Professor Robert Anderson, who specializes in Native American law at the University of Washington Law School, said the lawsuit is based on a series of treaties that opened up the state to settlement.

"In exchange for surrendering their claims to most of their land in Western Washington," he said, "the tribes retained an explicit right to fish at usual and accustomed stations in their aboriginal territories."

The state has said it will cost $2 billion to fix the culverts, although Anderson countered there's no evidence for that number and it most likely represents the worst-case scenario.

Washington Attorney General Bob Ferguson acknowledged that the state needs to do more to protect salmon, but said this case could force a costly solution that might not work.

Anderson said the state argued in a lower court that treaties don't offer protections for fish habitat, meaning tribe members have a right to fish, but the state doesn't have to guarantee there are any fish to catch.

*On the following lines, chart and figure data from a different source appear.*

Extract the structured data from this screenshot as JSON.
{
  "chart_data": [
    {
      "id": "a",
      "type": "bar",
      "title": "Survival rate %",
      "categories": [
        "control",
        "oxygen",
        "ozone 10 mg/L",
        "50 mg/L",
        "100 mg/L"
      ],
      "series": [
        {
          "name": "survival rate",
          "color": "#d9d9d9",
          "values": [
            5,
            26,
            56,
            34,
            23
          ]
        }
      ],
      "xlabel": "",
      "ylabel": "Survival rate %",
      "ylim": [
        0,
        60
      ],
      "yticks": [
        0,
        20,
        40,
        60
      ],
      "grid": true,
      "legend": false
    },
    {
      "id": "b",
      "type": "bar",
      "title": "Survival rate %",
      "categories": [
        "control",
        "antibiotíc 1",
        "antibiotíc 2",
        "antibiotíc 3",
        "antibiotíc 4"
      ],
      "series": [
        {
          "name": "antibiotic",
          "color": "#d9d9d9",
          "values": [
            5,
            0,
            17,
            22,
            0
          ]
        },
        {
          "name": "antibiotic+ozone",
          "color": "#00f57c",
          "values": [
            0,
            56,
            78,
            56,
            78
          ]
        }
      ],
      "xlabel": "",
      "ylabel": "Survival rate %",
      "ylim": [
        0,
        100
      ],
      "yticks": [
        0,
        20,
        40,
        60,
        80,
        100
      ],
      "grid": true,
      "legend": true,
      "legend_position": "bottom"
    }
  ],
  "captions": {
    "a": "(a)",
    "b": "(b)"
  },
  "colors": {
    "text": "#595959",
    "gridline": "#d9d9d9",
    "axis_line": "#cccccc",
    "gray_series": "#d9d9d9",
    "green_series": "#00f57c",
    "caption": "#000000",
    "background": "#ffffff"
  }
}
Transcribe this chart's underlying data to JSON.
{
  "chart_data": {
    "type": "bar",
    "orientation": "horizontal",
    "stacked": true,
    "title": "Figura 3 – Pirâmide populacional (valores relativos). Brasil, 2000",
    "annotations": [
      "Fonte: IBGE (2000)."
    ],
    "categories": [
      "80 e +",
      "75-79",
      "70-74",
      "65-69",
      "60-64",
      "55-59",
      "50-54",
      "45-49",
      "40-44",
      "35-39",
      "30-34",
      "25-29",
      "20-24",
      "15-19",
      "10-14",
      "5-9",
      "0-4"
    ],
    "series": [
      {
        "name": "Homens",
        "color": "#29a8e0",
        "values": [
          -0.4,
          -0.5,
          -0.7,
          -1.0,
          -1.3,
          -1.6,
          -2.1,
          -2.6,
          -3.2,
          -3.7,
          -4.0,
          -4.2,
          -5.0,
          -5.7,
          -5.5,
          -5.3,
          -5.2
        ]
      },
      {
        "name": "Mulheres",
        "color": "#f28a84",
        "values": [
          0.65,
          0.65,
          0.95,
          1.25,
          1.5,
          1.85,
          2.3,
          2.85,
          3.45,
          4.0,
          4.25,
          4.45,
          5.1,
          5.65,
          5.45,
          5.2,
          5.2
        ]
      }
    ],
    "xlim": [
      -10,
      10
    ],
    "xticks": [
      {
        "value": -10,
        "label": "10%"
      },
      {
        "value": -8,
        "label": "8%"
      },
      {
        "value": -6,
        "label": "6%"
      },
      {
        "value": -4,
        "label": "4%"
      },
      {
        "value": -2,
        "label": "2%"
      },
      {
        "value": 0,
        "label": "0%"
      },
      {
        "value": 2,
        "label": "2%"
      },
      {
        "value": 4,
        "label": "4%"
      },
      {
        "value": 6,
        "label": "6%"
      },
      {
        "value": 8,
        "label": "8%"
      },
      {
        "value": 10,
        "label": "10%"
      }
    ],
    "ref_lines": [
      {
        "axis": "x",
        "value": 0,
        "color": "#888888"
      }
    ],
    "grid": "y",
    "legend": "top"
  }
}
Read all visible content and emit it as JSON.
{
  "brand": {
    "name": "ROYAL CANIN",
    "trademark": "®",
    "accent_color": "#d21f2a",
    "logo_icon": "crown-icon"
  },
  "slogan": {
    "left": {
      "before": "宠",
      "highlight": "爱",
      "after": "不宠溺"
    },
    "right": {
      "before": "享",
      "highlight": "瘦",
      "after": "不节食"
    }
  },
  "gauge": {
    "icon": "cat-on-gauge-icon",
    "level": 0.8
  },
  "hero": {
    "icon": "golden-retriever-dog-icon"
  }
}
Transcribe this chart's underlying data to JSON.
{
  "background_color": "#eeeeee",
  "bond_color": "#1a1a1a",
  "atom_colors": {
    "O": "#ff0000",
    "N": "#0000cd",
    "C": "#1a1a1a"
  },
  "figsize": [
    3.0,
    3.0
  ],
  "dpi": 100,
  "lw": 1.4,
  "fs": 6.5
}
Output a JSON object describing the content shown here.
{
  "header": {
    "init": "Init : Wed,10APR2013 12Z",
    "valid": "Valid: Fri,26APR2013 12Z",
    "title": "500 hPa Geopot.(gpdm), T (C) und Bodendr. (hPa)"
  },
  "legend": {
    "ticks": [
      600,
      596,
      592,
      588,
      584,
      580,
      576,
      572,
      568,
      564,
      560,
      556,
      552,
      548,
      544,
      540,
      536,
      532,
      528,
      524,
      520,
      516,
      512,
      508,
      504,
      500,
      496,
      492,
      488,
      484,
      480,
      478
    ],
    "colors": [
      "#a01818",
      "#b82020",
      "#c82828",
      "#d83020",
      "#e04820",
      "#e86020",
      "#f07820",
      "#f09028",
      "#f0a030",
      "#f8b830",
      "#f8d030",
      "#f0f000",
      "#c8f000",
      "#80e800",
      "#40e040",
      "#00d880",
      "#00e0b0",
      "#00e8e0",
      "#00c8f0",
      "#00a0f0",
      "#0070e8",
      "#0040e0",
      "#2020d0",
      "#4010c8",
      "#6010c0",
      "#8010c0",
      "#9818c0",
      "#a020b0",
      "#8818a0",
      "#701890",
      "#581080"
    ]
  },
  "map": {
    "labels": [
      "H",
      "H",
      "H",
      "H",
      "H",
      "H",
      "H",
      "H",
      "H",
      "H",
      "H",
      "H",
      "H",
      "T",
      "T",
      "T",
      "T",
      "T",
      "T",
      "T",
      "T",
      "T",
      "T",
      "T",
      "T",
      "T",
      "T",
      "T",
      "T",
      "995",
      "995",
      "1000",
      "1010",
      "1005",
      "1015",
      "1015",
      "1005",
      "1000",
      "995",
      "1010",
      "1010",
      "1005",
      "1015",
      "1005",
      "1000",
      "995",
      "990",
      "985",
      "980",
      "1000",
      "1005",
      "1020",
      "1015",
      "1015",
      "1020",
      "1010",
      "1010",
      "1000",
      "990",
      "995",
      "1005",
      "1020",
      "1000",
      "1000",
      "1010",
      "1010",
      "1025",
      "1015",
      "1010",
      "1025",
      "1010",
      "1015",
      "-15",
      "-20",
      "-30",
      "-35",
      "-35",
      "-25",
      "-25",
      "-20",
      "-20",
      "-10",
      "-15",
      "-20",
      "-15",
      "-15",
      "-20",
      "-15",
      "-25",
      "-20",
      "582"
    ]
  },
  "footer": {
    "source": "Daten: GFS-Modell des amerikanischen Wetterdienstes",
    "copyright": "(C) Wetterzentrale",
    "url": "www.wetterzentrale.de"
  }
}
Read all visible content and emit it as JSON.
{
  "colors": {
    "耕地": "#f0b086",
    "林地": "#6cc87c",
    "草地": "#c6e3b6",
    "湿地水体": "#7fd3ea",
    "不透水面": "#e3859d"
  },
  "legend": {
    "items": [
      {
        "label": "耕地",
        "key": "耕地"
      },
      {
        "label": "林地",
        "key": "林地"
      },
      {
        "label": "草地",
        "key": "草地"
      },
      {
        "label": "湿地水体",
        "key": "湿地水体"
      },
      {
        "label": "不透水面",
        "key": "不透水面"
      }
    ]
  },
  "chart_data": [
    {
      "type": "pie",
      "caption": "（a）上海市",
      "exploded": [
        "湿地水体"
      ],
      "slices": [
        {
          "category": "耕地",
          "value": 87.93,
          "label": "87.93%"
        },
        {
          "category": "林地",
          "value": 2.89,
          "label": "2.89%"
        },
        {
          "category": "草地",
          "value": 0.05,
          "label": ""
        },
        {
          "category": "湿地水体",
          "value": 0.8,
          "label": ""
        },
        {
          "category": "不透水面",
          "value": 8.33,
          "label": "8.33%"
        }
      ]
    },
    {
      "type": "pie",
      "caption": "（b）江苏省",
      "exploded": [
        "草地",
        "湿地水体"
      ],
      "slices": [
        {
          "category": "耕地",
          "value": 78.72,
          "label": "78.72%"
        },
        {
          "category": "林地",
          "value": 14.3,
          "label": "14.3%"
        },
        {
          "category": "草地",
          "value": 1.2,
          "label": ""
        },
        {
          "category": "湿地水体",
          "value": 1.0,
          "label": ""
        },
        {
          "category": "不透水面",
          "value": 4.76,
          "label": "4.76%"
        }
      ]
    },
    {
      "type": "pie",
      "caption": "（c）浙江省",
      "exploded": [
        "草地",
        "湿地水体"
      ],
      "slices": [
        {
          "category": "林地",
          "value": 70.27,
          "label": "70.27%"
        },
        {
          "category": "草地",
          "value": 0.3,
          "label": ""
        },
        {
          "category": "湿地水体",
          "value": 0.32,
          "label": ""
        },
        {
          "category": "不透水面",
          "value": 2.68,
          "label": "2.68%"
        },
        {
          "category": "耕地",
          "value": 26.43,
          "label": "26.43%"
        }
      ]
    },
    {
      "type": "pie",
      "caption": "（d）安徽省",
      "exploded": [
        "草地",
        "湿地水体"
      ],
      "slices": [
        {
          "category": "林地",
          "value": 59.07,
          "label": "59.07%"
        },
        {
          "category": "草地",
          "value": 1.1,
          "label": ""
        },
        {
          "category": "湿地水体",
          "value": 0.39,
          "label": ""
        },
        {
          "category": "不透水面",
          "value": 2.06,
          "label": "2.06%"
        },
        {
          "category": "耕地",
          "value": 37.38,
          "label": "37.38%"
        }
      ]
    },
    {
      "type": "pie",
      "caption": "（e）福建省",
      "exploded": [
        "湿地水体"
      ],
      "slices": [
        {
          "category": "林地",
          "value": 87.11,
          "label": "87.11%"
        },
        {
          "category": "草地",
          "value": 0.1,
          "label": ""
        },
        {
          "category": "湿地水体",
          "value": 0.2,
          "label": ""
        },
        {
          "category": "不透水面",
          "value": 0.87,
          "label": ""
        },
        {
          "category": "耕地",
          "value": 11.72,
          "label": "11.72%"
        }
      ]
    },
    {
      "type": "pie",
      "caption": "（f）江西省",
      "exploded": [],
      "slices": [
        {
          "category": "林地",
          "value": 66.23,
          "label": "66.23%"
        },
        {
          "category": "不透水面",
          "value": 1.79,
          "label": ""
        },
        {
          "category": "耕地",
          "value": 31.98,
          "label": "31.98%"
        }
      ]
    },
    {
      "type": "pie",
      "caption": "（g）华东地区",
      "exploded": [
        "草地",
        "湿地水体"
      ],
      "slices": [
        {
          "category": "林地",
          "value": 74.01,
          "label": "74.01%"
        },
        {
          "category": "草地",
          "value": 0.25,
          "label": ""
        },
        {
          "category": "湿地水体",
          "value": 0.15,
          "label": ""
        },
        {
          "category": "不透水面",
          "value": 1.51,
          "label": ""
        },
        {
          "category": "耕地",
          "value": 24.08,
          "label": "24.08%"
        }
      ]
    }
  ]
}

Washington has backed away from that argument in the Supreme Court case.

The verdict could have implications for other tribes, and for the habitat protections in treaties, although Anderson says these salmon-blocking culverts set a high bar.

"One thing I can say about this case," he said, "is that the harm is so clear that's being caused by these culverts that it's difficult to see how another case could match this level of hardship that the culverts are causing."

Still, he said, tribes in the West and Midwest are watching the case closely, because of its potential effects on their treaty rights to fish and hunt.

The case is online at supremecourt.gov.